The path veered, cutting into the trees, and opened into a space that reminded me of my clearing. Perhaps in the sleeping realm, such glades surrounded the entrances to souls.
My mother’s protections must have extended to my clearing. All my life it had seemed safe, limited, even boring, until the black door had begun to appear there. In actuality, she had fenced off that space somehow from In Between.
In this particular clearing, a lone door stood without walls, made of many shimmering glass panes—the same glass I’d seen in the windows of Lenara’s soul.
I gripped the door’s faceted knob and turned. It didn’t budge.
“Lenara!” I shouted. “Let me in! It’s Kamai!” I didn’t want to stay out here any longer than I had to, and not only because the entire kingdom was at stake. I couldn’t help my rising terror now that I’d traversed In Between. It was like feeling the sting only after the cut.
But she wasn’t answering. Perhaps her spirit was awake. Either it wasn’t late enough in the waking world, like Vehyn had claimed, or she simply wasn’t able to sleep. Or perhaps, even asleep, she could block who tried to enter her soul—a wise skill to hone, if it was possible—or …

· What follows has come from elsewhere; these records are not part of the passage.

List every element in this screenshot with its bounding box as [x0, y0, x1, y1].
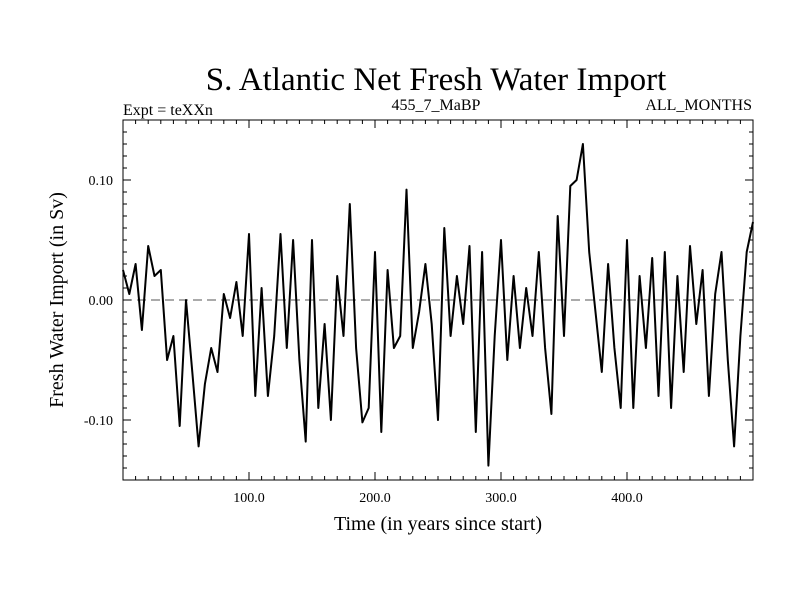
x-axis-label: Time (in years since start): [334, 513, 542, 535]
x-tick-label: 400.0: [611, 491, 643, 506]
x-tick-label: 200.0: [359, 491, 391, 506]
x-axis-ticks: 100.0 200.0 300.0 400.0: [135, 120, 741, 506]
chart-title: S. Atlantic Net Fresh Water Import: [206, 62, 667, 98]
y-tick-label: 0.00: [89, 294, 114, 309]
x-tick-label: 300.0: [485, 491, 517, 506]
y-axis-ticks: -0.10 0.00 0.10: [84, 131, 753, 469]
expt-label: Expt = teXXn: [123, 102, 213, 119]
months-label: ALL_MONTHS: [645, 97, 752, 114]
y-tick-label: -0.10: [84, 414, 113, 429]
period-label: 455_7_MaBP: [392, 97, 481, 114]
plot-area: 100.0 200.0 300.0 400.0 -0.10 0.00 0.10: [84, 119, 754, 506]
y-axis-label: Fresh Water Import (in Sv): [46, 192, 68, 408]
y-tick-label: 0.10: [89, 174, 114, 189]
fresh-water-series-line: [122, 143, 754, 467]
x-tick-label: 100.0: [233, 491, 265, 506]
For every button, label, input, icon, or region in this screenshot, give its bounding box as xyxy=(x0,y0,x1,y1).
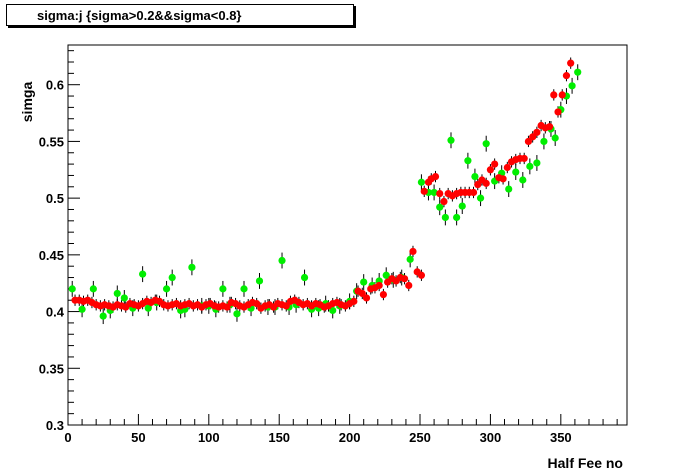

The door opened a crack and Lenara peered out, looking shocked to see me—and then intensely distrustful. “What are you doing here? How are you here, Kamai?”
“Just let me in! I know this is strange, but I just risked my life to reach you. I’m trying to fix everything, I promise!”
The earnestness in my words, the desperation, must have touched her, because she opened the door wider and let me step past her.
“Thank you.”
“Don’t thank me yet.” She gestured the way forward, through a glowing entryway and into the central room with the fountain, ringed by windows and lush greenery. Like last time, her nehym struck me as almost painfully bright and beautiful … especially now that I knew what my own soul looked like. I took the lead. I guessed she didn’t want me behind her—a realization that struck deep and sharp in my chest. She came around me to sit on the edge of the fountain, keeping me in her sight.